RÉPUBLIQUE FRANÇAISE

AU NOM DU PEUPLE FRANÇAIS

N° RG 21/00943 - N° Portalis DBVS-V-B7F-FPGL

Minute n° 23/00176

[E], [W]

C/

[B], S.A.R.L. CABINET R&G IMMOBILIER

Jugement Au fond, origine TJ hors JAF, JEX, JLD, J. EXPRO, JCP de METZ, décision attaquée en date du 24 Mars 2021, enregistrée sous le n° 18/03714

COUR D'APPEL DE METZ

1ère CHAMBRE CIVILE

ARRÊT DU 04 JUILLET 2023

APPELANTS :

Monsieur [Z] [E]

[Adresse 1]

[Localité 5]

Représenté par Me Gaspard GARREL, avocat au barreau de METZ

Madame [L] [W]

[Adresse 1]

[Localité 5]

Représentée par Me Gaspard GARREL, avocat au barreau de METZ

INTIMÉES :

Madame [D] [B]

[Adresse 6]

[Localité 3]

Représentée par Me Laurent ZACHAYUS, avocat au barreau de METZ

S.A.R.L. CABINET R&G IMMOBILIER prise en la personne de son représentant légal

[Adresse 2]

[Localité 4]

Non représentée

DATE DES DÉBATS : A l'audience publique du 14 Mars 2023 tenue par Madame Laurence FOURNEL, Magistrat rapporteur, qui a entendu les plaidoiries, les avocats ne s'y étant pas opposés et en a rendu compte à la cour dans son délibéré, pour l'arrêt être rendu le 04 Juillet 2023.
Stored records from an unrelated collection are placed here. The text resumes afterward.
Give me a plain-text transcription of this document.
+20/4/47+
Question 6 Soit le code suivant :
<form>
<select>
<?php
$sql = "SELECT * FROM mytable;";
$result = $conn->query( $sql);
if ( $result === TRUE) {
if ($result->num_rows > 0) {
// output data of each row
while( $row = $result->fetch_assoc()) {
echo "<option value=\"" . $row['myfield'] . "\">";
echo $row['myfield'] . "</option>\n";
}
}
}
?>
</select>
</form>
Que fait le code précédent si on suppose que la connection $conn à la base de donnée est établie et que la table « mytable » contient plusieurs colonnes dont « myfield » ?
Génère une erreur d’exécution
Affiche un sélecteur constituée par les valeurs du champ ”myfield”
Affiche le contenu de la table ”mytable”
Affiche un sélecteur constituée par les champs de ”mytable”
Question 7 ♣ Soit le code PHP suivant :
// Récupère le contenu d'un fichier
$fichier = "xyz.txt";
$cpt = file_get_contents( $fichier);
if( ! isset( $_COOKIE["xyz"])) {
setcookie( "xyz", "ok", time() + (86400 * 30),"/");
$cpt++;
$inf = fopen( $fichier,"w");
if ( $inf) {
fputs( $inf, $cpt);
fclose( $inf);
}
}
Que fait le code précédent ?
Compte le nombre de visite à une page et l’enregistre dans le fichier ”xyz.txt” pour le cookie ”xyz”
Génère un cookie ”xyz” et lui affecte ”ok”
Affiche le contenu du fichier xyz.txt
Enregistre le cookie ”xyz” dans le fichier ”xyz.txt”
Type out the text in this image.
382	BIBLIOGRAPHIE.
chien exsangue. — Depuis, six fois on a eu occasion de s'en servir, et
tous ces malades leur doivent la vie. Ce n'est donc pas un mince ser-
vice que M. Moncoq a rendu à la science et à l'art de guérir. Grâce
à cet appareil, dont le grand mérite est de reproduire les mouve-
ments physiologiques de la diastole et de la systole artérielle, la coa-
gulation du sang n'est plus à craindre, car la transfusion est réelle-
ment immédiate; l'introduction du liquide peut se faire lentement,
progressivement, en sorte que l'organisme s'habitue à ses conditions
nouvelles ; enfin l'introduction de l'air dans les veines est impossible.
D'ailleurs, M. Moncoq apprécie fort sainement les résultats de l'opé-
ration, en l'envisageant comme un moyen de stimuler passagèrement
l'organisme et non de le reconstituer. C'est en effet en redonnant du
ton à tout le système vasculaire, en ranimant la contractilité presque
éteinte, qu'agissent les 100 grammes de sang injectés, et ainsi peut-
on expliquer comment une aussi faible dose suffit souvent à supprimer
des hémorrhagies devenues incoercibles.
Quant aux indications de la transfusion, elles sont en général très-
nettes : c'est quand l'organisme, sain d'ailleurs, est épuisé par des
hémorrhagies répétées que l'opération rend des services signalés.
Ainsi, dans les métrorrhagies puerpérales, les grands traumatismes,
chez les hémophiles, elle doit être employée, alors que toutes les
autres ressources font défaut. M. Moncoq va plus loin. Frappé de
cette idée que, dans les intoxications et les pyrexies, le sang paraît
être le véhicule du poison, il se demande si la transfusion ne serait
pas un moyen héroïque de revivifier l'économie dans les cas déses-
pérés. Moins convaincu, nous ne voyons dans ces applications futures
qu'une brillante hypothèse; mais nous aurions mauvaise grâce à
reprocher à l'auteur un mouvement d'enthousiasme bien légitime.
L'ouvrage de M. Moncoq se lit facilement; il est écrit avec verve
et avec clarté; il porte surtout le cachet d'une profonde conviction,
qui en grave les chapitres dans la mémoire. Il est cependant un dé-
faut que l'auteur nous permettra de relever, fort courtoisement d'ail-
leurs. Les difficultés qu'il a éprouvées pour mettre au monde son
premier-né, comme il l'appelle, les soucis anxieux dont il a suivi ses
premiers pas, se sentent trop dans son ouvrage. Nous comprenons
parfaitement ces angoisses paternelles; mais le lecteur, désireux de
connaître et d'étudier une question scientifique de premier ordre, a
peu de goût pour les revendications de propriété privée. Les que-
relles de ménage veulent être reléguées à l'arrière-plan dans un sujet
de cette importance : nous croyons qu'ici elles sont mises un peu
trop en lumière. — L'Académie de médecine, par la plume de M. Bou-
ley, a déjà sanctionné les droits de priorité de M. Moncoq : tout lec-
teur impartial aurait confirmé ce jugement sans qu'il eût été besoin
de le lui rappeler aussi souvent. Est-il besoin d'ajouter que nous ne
GREFFIER PRÉSENT AUX DÉBATS : Mme Cindy NONDIER

COMPOSITION DE LA COUR :

PRÉSIDENT : Mme FLORES, Présidente de Chambre

ASSESSEURS : Madame FOURNEL,Conseillère

Mme BIRONNEAU, Conseillère

ARRÊT : Par défaut

Rendu publiquement par mise à disposition de l'arrêt au greffe de la cour, les parties en ayant été préalablement avisées dans les conditions prévues au deuxième alinéa de l'article 450 du code de procédure civile ;

Signé par Mme FLORES, Présidente de Chambre et par Mme Jocelyne WILD, Greffier à laquelle la minute de la décision a été remise par le magistrat signataire.

RAPPEL DES FAITS ET DE LA PROCEDURE:

Aux termes d'un compromis signé le 16 juillet 2018, M. [Z] [E] et Mme [L] [W] se sont engagés à vendre à Mme [D] [B], qui l'acceptait, un bien immobilier situé [Adresse 1] à [Localité 5] (57).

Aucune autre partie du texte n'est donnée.